Q Do I have to take Required Minimum Distributions (RMDs)?

Traditional IRA: yes, starting age 73 (under SECURE 2.0). Roth IRA: no — Roth grows tax-free indefinitely for you (RMDs start for inherited Roth IRAs). This RMD-free feature is a major Roth advantage for estate planning and tax management in retirement.

Q Can I have both a 401(k) and an IRA?

Yes, simultaneously. 401(k) limits are separate from IRA limits — 2026 401(k) is $24,500 base + $8,000 catch-up. So a worker over 50 can contribute up to $32,500 to 401(k) plus $8,600 to IRA = $41,100 tax-advantaged. Best practice: 401(k) match first, max Roth IRA, then back to 401(k).
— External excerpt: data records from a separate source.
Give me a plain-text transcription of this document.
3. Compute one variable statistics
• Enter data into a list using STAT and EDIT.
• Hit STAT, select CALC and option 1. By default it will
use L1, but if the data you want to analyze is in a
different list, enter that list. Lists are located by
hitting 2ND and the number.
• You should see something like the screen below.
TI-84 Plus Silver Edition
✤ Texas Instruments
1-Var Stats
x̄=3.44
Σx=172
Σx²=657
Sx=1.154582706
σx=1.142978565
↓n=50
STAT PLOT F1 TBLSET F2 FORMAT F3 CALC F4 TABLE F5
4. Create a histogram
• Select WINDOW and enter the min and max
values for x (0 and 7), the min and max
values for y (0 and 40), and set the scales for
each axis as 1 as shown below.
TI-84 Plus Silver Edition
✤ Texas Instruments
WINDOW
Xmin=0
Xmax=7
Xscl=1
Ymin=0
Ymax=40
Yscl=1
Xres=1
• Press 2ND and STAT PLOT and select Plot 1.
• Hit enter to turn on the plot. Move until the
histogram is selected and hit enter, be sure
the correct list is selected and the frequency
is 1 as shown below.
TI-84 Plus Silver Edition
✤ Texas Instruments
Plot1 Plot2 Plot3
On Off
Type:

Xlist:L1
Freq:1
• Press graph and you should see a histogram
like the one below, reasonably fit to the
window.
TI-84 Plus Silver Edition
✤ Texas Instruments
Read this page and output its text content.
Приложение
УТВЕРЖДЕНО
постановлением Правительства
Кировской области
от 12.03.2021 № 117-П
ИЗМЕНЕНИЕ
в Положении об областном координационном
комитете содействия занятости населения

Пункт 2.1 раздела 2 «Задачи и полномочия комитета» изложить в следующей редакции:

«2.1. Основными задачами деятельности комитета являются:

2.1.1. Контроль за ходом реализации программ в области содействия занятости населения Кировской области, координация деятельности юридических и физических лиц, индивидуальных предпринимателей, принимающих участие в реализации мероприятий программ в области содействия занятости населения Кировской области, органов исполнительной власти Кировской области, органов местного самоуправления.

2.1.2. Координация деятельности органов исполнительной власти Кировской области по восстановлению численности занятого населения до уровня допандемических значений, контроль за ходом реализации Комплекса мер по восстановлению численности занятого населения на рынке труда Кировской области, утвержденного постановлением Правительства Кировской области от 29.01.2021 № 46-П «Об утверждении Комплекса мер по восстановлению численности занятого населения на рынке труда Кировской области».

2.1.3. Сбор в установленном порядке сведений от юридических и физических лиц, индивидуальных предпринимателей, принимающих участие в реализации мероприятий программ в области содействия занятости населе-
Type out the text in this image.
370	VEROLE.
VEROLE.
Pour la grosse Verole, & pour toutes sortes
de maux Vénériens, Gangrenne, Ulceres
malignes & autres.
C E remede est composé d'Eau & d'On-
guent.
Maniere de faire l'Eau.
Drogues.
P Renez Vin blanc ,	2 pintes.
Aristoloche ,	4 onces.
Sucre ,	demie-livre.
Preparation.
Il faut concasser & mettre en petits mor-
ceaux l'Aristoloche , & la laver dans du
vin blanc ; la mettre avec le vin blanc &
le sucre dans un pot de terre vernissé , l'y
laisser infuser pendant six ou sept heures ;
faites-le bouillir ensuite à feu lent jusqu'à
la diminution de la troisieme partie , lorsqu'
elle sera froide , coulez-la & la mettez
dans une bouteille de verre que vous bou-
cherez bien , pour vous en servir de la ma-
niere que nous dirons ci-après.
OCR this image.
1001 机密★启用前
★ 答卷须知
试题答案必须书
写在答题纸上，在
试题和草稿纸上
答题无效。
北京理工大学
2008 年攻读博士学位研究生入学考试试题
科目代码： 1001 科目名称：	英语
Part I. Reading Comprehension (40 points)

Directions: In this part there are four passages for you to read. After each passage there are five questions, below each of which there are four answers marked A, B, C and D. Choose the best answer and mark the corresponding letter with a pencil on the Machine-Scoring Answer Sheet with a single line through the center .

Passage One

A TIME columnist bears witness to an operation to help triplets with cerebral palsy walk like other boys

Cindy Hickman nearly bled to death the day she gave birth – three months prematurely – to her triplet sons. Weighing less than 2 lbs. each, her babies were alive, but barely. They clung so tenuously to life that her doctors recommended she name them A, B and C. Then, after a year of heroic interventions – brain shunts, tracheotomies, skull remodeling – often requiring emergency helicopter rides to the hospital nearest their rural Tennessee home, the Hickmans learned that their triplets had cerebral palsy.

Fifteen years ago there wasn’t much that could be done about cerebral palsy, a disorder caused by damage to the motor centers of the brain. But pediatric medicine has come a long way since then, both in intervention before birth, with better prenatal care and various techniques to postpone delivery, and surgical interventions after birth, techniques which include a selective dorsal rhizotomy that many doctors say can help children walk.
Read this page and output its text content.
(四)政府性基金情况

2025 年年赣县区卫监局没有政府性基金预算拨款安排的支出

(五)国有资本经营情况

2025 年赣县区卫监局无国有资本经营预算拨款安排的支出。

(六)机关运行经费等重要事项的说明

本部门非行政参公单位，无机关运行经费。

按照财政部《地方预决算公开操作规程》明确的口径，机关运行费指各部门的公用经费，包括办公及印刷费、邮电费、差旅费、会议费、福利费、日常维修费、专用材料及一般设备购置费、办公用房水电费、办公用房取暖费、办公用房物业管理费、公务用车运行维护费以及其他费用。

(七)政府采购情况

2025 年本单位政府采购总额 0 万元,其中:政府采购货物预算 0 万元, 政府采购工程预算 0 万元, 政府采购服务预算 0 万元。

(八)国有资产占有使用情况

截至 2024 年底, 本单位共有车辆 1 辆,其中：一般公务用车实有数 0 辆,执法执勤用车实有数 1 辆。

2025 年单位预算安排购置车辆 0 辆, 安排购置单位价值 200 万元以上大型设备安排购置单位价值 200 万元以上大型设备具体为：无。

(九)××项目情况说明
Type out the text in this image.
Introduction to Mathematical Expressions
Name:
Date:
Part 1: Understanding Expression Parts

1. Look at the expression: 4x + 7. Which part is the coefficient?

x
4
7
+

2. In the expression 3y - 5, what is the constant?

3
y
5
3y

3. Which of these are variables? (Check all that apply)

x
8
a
Q What is a Roth conversion?

Moving money from Traditional IRA to Roth IRA — paying ordinary income tax on the converted amount now in exchange for tax-free growth and withdrawals later. Common in low-income years (sabbatical, early retirement before claiming Social Security) to fill lower tax brackets. No income limit on Roth conversions.

Q Can my spouse contribute to an IRA if they don't work?

Yes — Spousal IRA. As long as one spouse has earned income equal to or greater than the combined contributions, both can contribute up to $7,500 each ($8,600 if 50+). Common in single-earner households. Married filing jointly required. Roth income phase-outs apply to both spouses on combined income.